Phillips is a ghost town in Hutchinson County, Texas, United States. It was founded as Pantex, Texas. In 1938, Pantex and Whittenburg combined and renamed as Phillips for the dominant employer, the Phillips Petroleum Company, by a vote of the people.

American actress Mary Castle lived in Phillips as a girl and attended junior high school there.

State Senator and former president of West Texas A&M University Max Sherman was reared in Phillips and graduated from Phillips High School.

==Past demographics==

Phillips appeared as an unincorporated community in the 1950 U.S. census and was listed as a census designated place in the 1980 United States census.

Maximum population: 4,250 in 1947

Historical population
| Census | Pop. | Note | %± |
| 1950 | 4,105 |  | — |
| 1960 | 3,605 |  | −12.2% |
| 1970 | 2,515 |  | −30.2% |
| 1980 | 1,729 |  | −31.3% |
| 1990 | 0 |  | −100.0% |
U.S. Decennial Census 1850–1900 1910 1920 1930 1940 1950 1960 1970 1980 1990 2000 2010

==Education==
It is served by the Plemons-Stinnett-Phillips Consolidated Independent School District.

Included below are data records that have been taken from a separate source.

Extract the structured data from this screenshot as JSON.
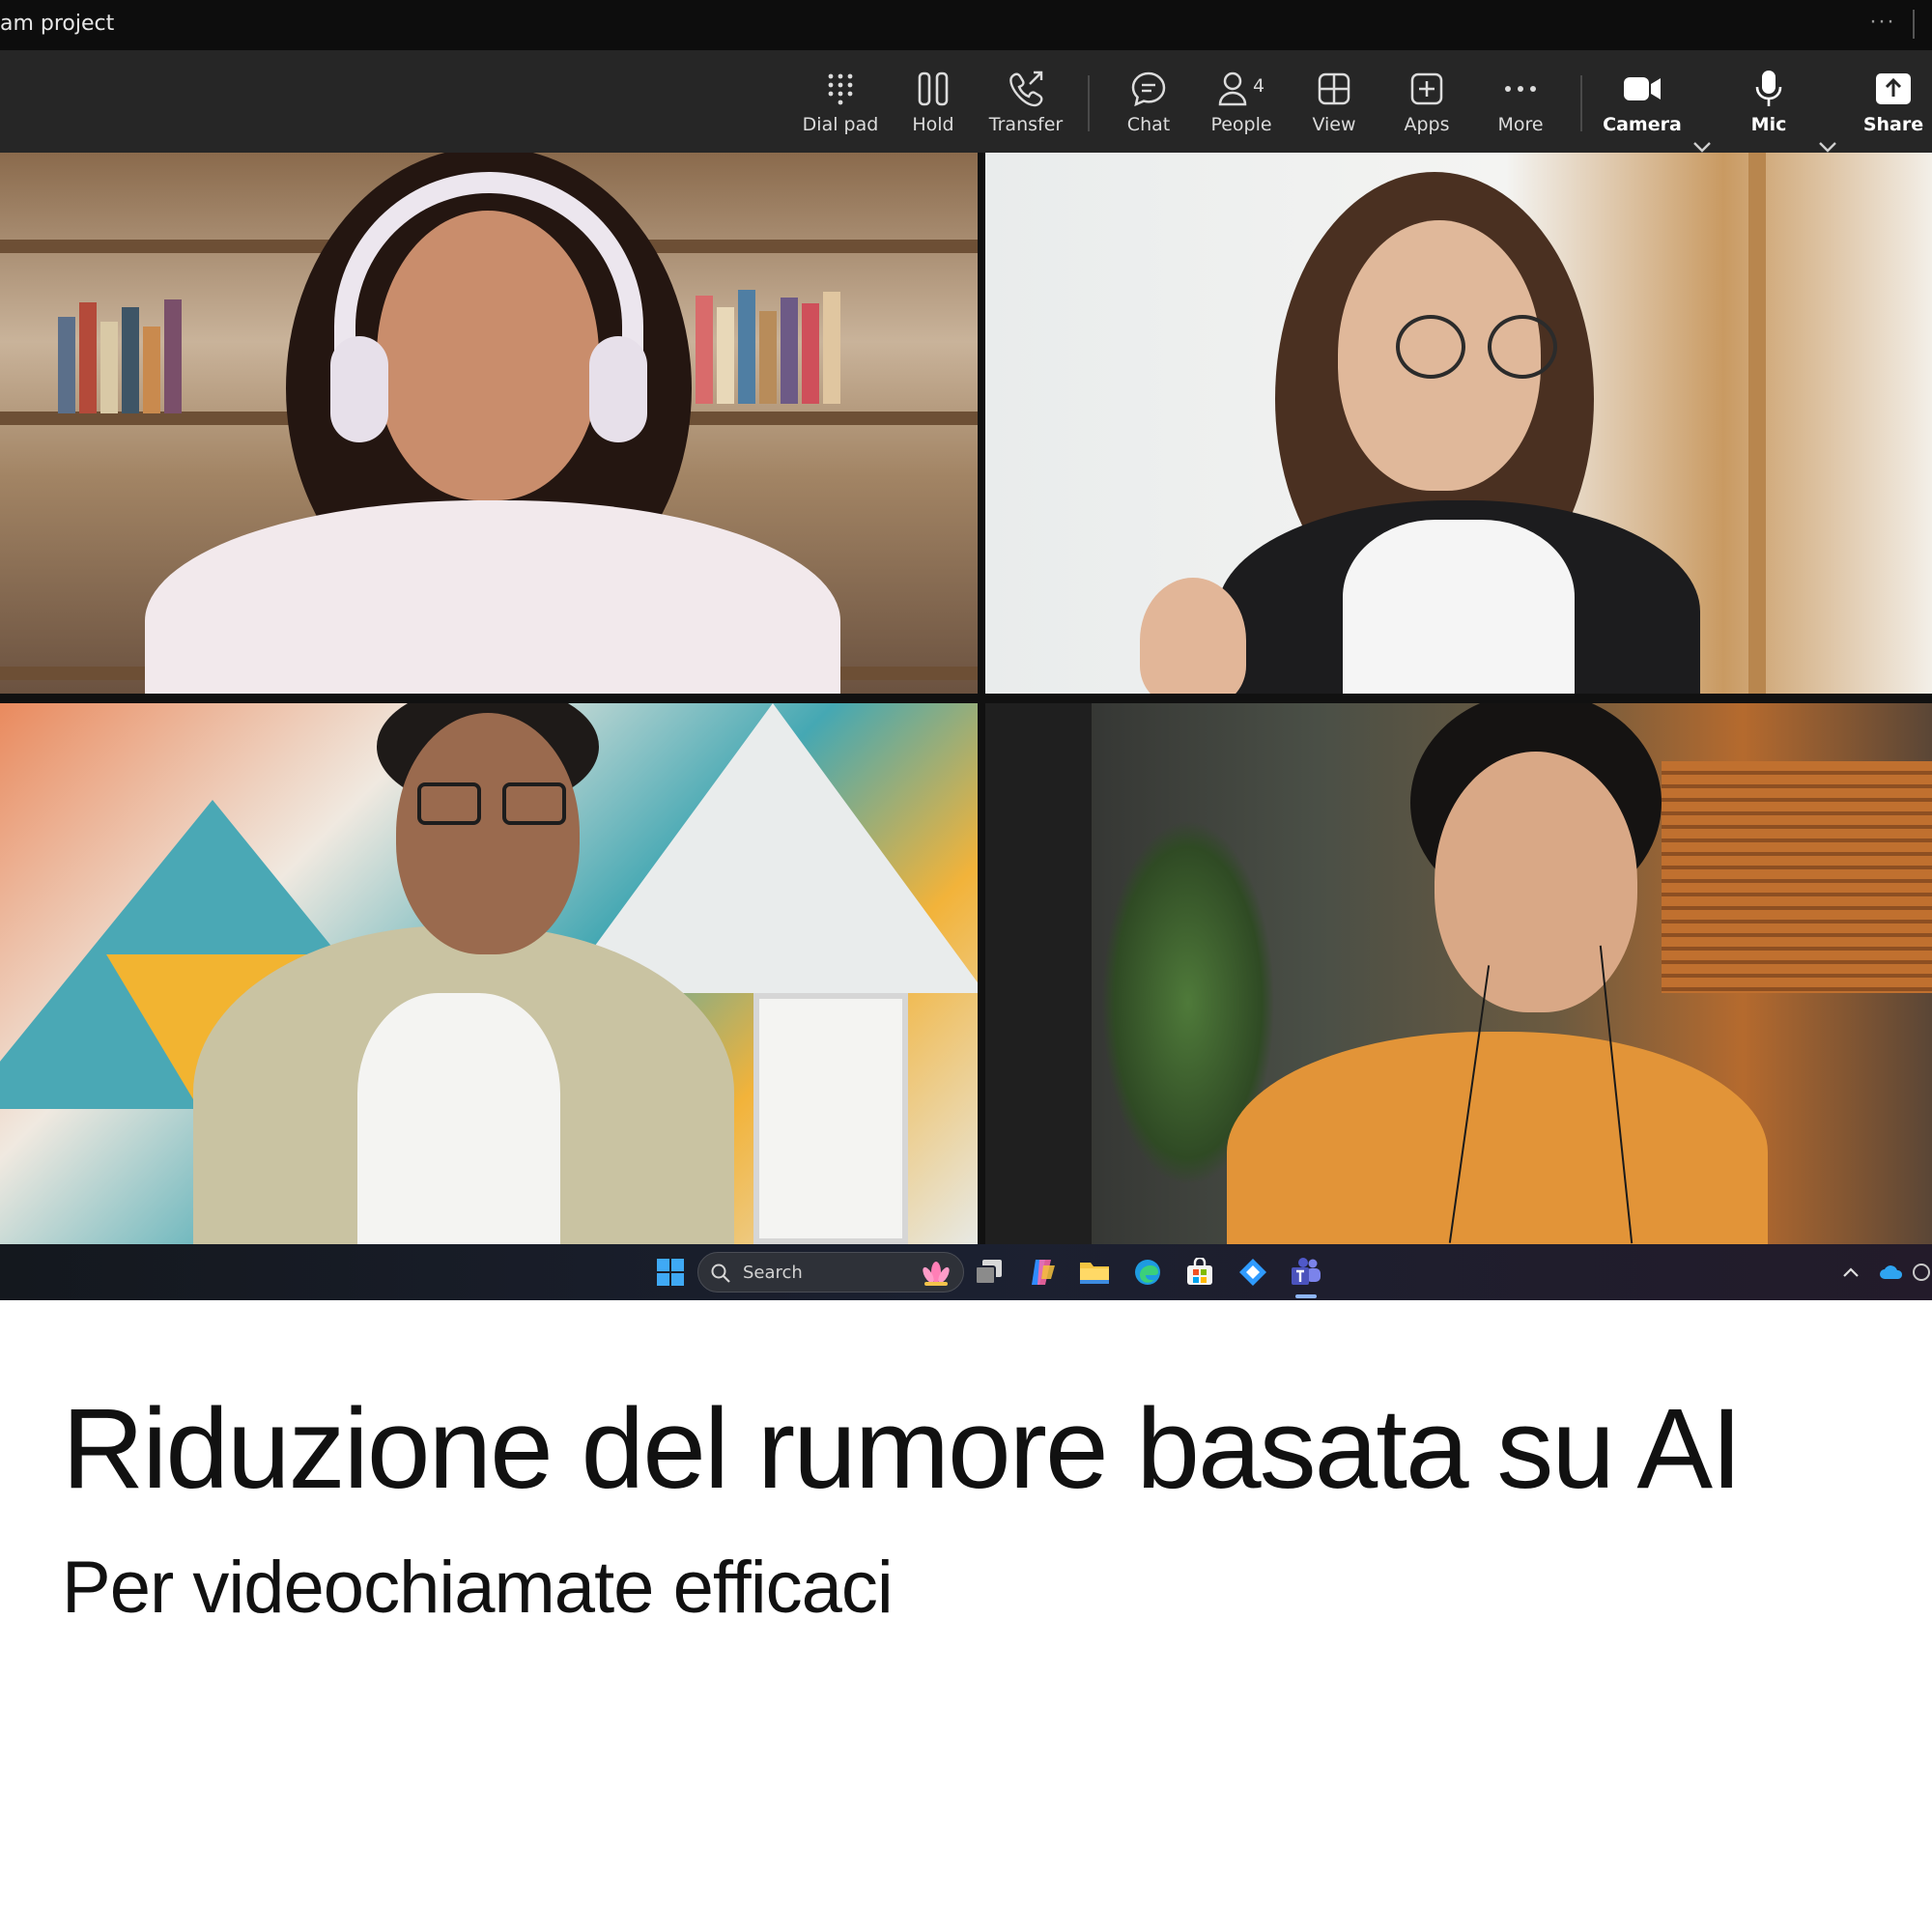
{
  "window": {
    "title": "am project",
    "overflow_dots": "···"
  },
  "toolbar": {
    "dial_pad": "Dial pad",
    "hold": "Hold",
    "transfer": "Transfer",
    "chat": "Chat",
    "people": "People",
    "people_count": "4",
    "view": "View",
    "apps": "Apps",
    "more": "More",
    "camera": "Camera",
    "mic": "Mic",
    "share": "Share"
  },
  "taskbar": {
    "search_placeholder": "Search",
    "icons": [
      "windows-start-icon",
      "search-icon",
      "lotus-icon",
      "task-view-icon",
      "copilot-icon",
      "file-explorer-icon",
      "edge-icon",
      "store-icon",
      "copilot-pin-icon",
      "teams-icon",
      "chevron-up-icon",
      "onedrive-icon"
    ]
  },
  "caption": {
    "headline": "Riduzione del rumore basata su AI",
    "subline": "Per videochiamate efficaci"
  },
  "colors": {
    "titlebar_bg": "#0d0d0d",
    "toolbar_bg": "#262626",
    "caption_text": "#111111",
    "page_bg": "#ffffff"
  }
}
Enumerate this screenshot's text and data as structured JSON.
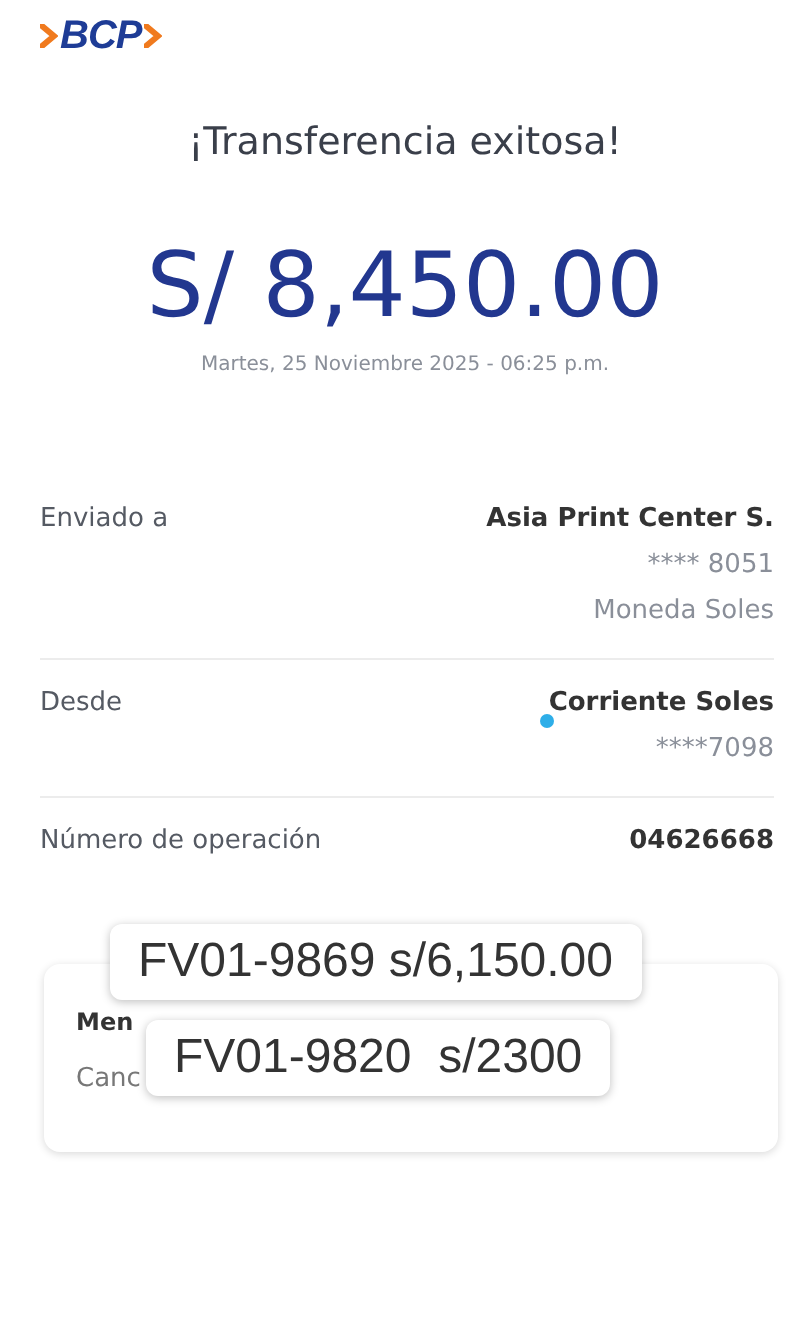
{
  "header": {
    "logo": "BCP"
  },
  "title": "¡Transferencia exitosa!",
  "amount": "S/ 8,450.00",
  "date": "Martes, 25 Noviembre 2025 - 06:25 p.m.",
  "details": [
    {
      "label": "Enviado a",
      "lines": [
        "Asia Print Center S.",
        "**** 8051",
        "Moneda Soles"
      ]
    },
    {
      "label": "Desde",
      "lines": [
        "Corriente Soles",
        "****7098"
      ]
    },
    {
      "label": "Número de operación",
      "lines": [
        "04626668"
      ]
    }
  ],
  "card": {
    "heading": "Men",
    "text": "Canc"
  },
  "notes": [
    "FV01-9869 s/6,150.00",
    "FV01-9820  s/2300"
  ]
}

It was a part of the Phillips Independent School District until July 1, 1987, when it merged into the PSP CISD.

On March 19, 1950, a fire destroyed the high school. Local churches housed classes until the new school was built.

==Decreasing population==
In the 1950s and 1960s, improved highways and transportation resulted in many businesses and people moving to Borger.
By 1980, the population had dropped to about 2,500.

==1980 hydrocarbon explosion==
A hydrocarbon explosion at the refinery in 1980 obliterated part of the industrial area and some nearby homes. Damages were estimated to be in the millions of dollars. After a long battle between the citizens of Phillips, M&M Cattle Company, and later Phillips 66, the town was permanently closed to residency, at the request of Phillips 66 Oil Company. The homes themselves were owned, but the land they sat upon was property of two local ranchers who leased the land originally to the company and later to the home owners. After the explosion, the company purchased the land from the ranches and forced the homeowners to move. In 1987, three schools and communities, Plemons, Stinnett and Phillips, created the Plemons-Stinnett-Phillips Consolidated independent School District. Three mascots, the Plemons Indians, Stinnett Rattlers and the Phillips Blackhawks were changed to create the Comanches. The campuses of the district, West Texas Elementary School, West Texas Middle School, and West Texas High School are all united as Comanches. Therefore, many homes were moved to areas nearby (Borger, Stinnett, and Fritch). The homes that were not moved were leveled.

Today, the high school is one of the few buildings left and is used for business by the Phillips 66 Refinery.